Mayor, J. 1 & Sia, M. Y. 2

1 Department of Psychology, University of Oslo
2 School of Psychology, The University of Nottingham Malaysia Campus

From around their second birthday, infants learn new words increasingly fast. The application of learning biases has been assumed to reduce referential ambiguity in naming situations, thus resulting in efficient vocabulary learning. One of these biases, Mutual Exclusivity, describes the tendency infants have of looking at novel objects when hearing novel labels, implicitly expecting both the formation of mappings between novel objects and novel words (a pre-requisite to word learning) and the rejection of second labels for name-known objects.
Three studies aimed at testing the selectivity of such word-object associations. The first two studies - a tablet-based study with 4- to 12-year-old children and an eye-tracking experiment with 21-month-old infants - suggested that associations between name-known objects and additional novel labels are, in fact, not inhibited.

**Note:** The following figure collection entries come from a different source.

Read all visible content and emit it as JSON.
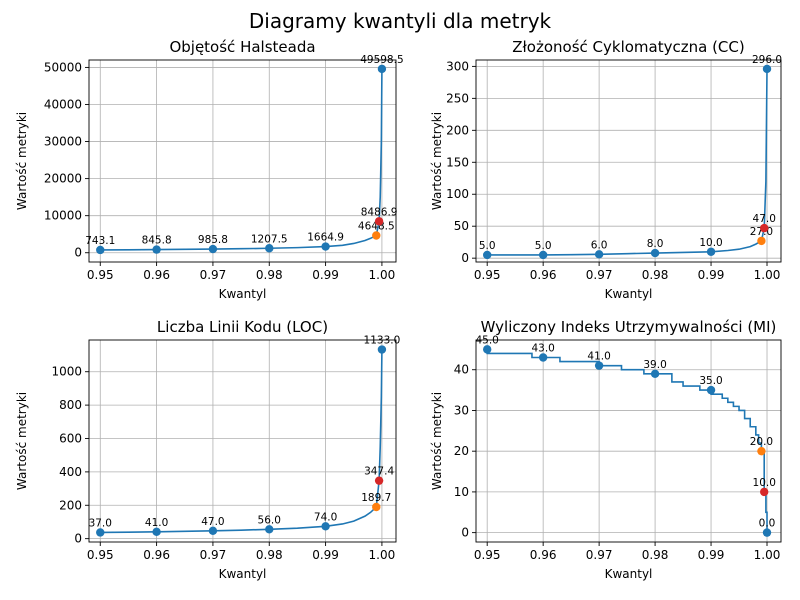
{
  "suptitle": "Diagramy kwantyli dla metryk",
  "colors": {
    "line": "#1f77b4",
    "marker_main": "#1f77b4",
    "marker_orange": "#ff7f0e",
    "marker_red": "#d62728",
    "grid": "#b0b0b0"
  },
  "chart_data": [
    {
      "type": "line",
      "title": "Objętość Halsteada",
      "xlabel": "Kwantyl",
      "ylabel": "Wartość metryki",
      "xlim": [
        0.948,
        1.0025
      ],
      "ylim": [
        -2500,
        52000
      ],
      "xticks": [
        0.95,
        0.96,
        0.97,
        0.98,
        0.99,
        1.0
      ],
      "xtick_labels": [
        "0.95",
        "0.96",
        "0.97",
        "0.98",
        "0.99",
        "1.00"
      ],
      "yticks": [
        0,
        10000,
        20000,
        30000,
        40000,
        50000
      ],
      "ytick_labels": [
        "0",
        "10000",
        "20000",
        "30000",
        "40000",
        "50000"
      ],
      "grid": true,
      "curve": {
        "x": [
          0.95,
          0.955,
          0.96,
          0.965,
          0.97,
          0.975,
          0.98,
          0.985,
          0.99,
          0.993,
          0.995,
          0.997,
          0.998,
          0.999,
          0.9995,
          0.9997,
          0.9999,
          1.0
        ],
        "y": [
          743.1,
          790,
          845.8,
          910,
          985.8,
          1080,
          1207.5,
          1380,
          1664.9,
          2000,
          2500,
          3300,
          3900,
          4648.5,
          8486.9,
          15000,
          30000,
          49598.5
        ]
      },
      "points": [
        {
          "x": 0.95,
          "y": 743.1,
          "label": "743.1",
          "color": "marker_main"
        },
        {
          "x": 0.96,
          "y": 845.8,
          "label": "845.8",
          "color": "marker_main"
        },
        {
          "x": 0.97,
          "y": 985.8,
          "label": "985.8",
          "color": "marker_main"
        },
        {
          "x": 0.98,
          "y": 1207.5,
          "label": "1207.5",
          "color": "marker_main"
        },
        {
          "x": 0.99,
          "y": 1664.9,
          "label": "1664.9",
          "color": "marker_main"
        },
        {
          "x": 0.999,
          "y": 4648.5,
          "label": "4648.5",
          "color": "marker_orange"
        },
        {
          "x": 0.9995,
          "y": 8486.9,
          "label": "8486.9",
          "color": "marker_red"
        },
        {
          "x": 1.0,
          "y": 49598.5,
          "label": "49598.5",
          "color": "marker_main"
        }
      ]
    },
    {
      "type": "line",
      "title": "Złożoność Cyklomatyczna (CC)",
      "xlabel": "Kwantyl",
      "ylabel": "Wartość metryki",
      "xlim": [
        0.948,
        1.0025
      ],
      "ylim": [
        -6,
        310
      ],
      "xticks": [
        0.95,
        0.96,
        0.97,
        0.98,
        0.99,
        1.0
      ],
      "xtick_labels": [
        "0.95",
        "0.96",
        "0.97",
        "0.98",
        "0.99",
        "1.00"
      ],
      "yticks": [
        0,
        50,
        100,
        150,
        200,
        250,
        300
      ],
      "ytick_labels": [
        "0",
        "50",
        "100",
        "150",
        "200",
        "250",
        "300"
      ],
      "grid": true,
      "curve": {
        "x": [
          0.95,
          0.96,
          0.965,
          0.97,
          0.975,
          0.98,
          0.985,
          0.99,
          0.993,
          0.995,
          0.997,
          0.998,
          0.999,
          0.9995,
          0.9998,
          1.0
        ],
        "y": [
          5,
          5,
          5.5,
          6,
          7,
          8,
          9,
          10,
          12,
          14,
          18,
          22,
          27,
          47,
          120,
          296
        ]
      },
      "points": [
        {
          "x": 0.95,
          "y": 5.0,
          "label": "5.0",
          "color": "marker_main"
        },
        {
          "x": 0.96,
          "y": 5.0,
          "label": "5.0",
          "color": "marker_main"
        },
        {
          "x": 0.97,
          "y": 6.0,
          "label": "6.0",
          "color": "marker_main"
        },
        {
          "x": 0.98,
          "y": 8.0,
          "label": "8.0",
          "color": "marker_main"
        },
        {
          "x": 0.99,
          "y": 10.0,
          "label": "10.0",
          "color": "marker_main"
        },
        {
          "x": 0.999,
          "y": 27.0,
          "label": "27.0",
          "color": "marker_orange"
        },
        {
          "x": 0.9995,
          "y": 47.0,
          "label": "47.0",
          "color": "marker_red"
        },
        {
          "x": 1.0,
          "y": 296.0,
          "label": "296.0",
          "color": "marker_main"
        }
      ]
    },
    {
      "type": "line",
      "title": "Liczba Linii Kodu (LOC)",
      "xlabel": "Kwantyl",
      "ylabel": "Wartość metryki",
      "xlim": [
        0.948,
        1.0025
      ],
      "ylim": [
        -20,
        1190
      ],
      "xticks": [
        0.95,
        0.96,
        0.97,
        0.98,
        0.99,
        1.0
      ],
      "xtick_labels": [
        "0.95",
        "0.96",
        "0.97",
        "0.98",
        "0.99",
        "1.00"
      ],
      "yticks": [
        0,
        200,
        400,
        600,
        800,
        1000
      ],
      "ytick_labels": [
        "0",
        "200",
        "400",
        "600",
        "800",
        "1000"
      ],
      "grid": true,
      "curve": {
        "x": [
          0.95,
          0.955,
          0.96,
          0.965,
          0.97,
          0.975,
          0.98,
          0.985,
          0.99,
          0.993,
          0.995,
          0.997,
          0.998,
          0.999,
          0.9995,
          0.9997,
          0.9999,
          1.0
        ],
        "y": [
          37,
          39,
          41,
          44,
          47,
          51,
          56,
          63,
          74,
          88,
          105,
          135,
          158,
          189.7,
          347.4,
          550,
          850,
          1133
        ]
      },
      "points": [
        {
          "x": 0.95,
          "y": 37.0,
          "label": "37.0",
          "color": "marker_main"
        },
        {
          "x": 0.96,
          "y": 41.0,
          "label": "41.0",
          "color": "marker_main"
        },
        {
          "x": 0.97,
          "y": 47.0,
          "label": "47.0",
          "color": "marker_main"
        },
        {
          "x": 0.98,
          "y": 56.0,
          "label": "56.0",
          "color": "marker_main"
        },
        {
          "x": 0.99,
          "y": 74.0,
          "label": "74.0",
          "color": "marker_main"
        },
        {
          "x": 0.999,
          "y": 189.7,
          "label": "189.7",
          "color": "marker_orange"
        },
        {
          "x": 0.9995,
          "y": 347.4,
          "label": "347.4",
          "color": "marker_red"
        },
        {
          "x": 1.0,
          "y": 1133.0,
          "label": "1133.0",
          "color": "marker_main"
        }
      ]
    },
    {
      "type": "line",
      "title": "Wyliczony Indeks Utrzymywalności (MI)",
      "xlabel": "Kwantyl",
      "ylabel": "Wartość metryki",
      "xlim": [
        0.948,
        1.0025
      ],
      "ylim": [
        -2.3,
        47.3
      ],
      "xticks": [
        0.95,
        0.96,
        0.97,
        0.98,
        0.99,
        1.0
      ],
      "xtick_labels": [
        "0.95",
        "0.96",
        "0.97",
        "0.98",
        "0.99",
        "1.00"
      ],
      "yticks": [
        0,
        10,
        20,
        30,
        40
      ],
      "ytick_labels": [
        "0",
        "10",
        "20",
        "30",
        "40"
      ],
      "grid": true,
      "curve": {
        "x": [
          0.95,
          0.95,
          0.958,
          0.958,
          0.963,
          0.963,
          0.97,
          0.97,
          0.974,
          0.974,
          0.978,
          0.978,
          0.983,
          0.983,
          0.985,
          0.985,
          0.988,
          0.988,
          0.99,
          0.99,
          0.992,
          0.992,
          0.993,
          0.993,
          0.994,
          0.994,
          0.995,
          0.995,
          0.996,
          0.996,
          0.997,
          0.997,
          0.998,
          0.998,
          0.9985,
          0.9985,
          0.999,
          0.999,
          0.9995,
          0.9995,
          0.9998,
          0.9998,
          1.0,
          1.0
        ],
        "y": [
          45,
          44,
          44,
          43,
          43,
          42,
          42,
          41,
          41,
          40,
          40,
          39,
          39,
          37,
          37,
          36,
          36,
          35,
          35,
          34,
          34,
          33,
          33,
          32,
          32,
          31,
          31,
          30,
          30,
          28,
          28,
          26,
          26,
          24,
          24,
          22,
          22,
          20,
          20,
          10,
          10,
          5,
          5,
          0
        ]
      },
      "points": [
        {
          "x": 0.95,
          "y": 45.0,
          "label": "45.0",
          "color": "marker_main"
        },
        {
          "x": 0.96,
          "y": 43.0,
          "label": "43.0",
          "color": "marker_main"
        },
        {
          "x": 0.97,
          "y": 41.0,
          "label": "41.0",
          "color": "marker_main"
        },
        {
          "x": 0.98,
          "y": 39.0,
          "label": "39.0",
          "color": "marker_main"
        },
        {
          "x": 0.99,
          "y": 35.0,
          "label": "35.0",
          "color": "marker_main"
        },
        {
          "x": 0.999,
          "y": 20.0,
          "label": "20.0",
          "color": "marker_orange"
        },
        {
          "x": 0.9995,
          "y": 10.0,
          "label": "10.0",
          "color": "marker_red"
        },
        {
          "x": 1.0,
          "y": 0.0,
          "label": "0.0",
          "color": "marker_main"
        }
      ]
    }
  ]
}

A third experiment, supplemented with computer simulations, ruled out cascaded activation patterns as an alternative explanation and, instead, confirmed that word-object associations are non-selective throughout infancy and childhood, in a manner not dissimilar to cross-situational statistical learning.
Our results provide converging evidence that infants and children are flexible when learning words and readily entertain the possibility that objects can have multiple names.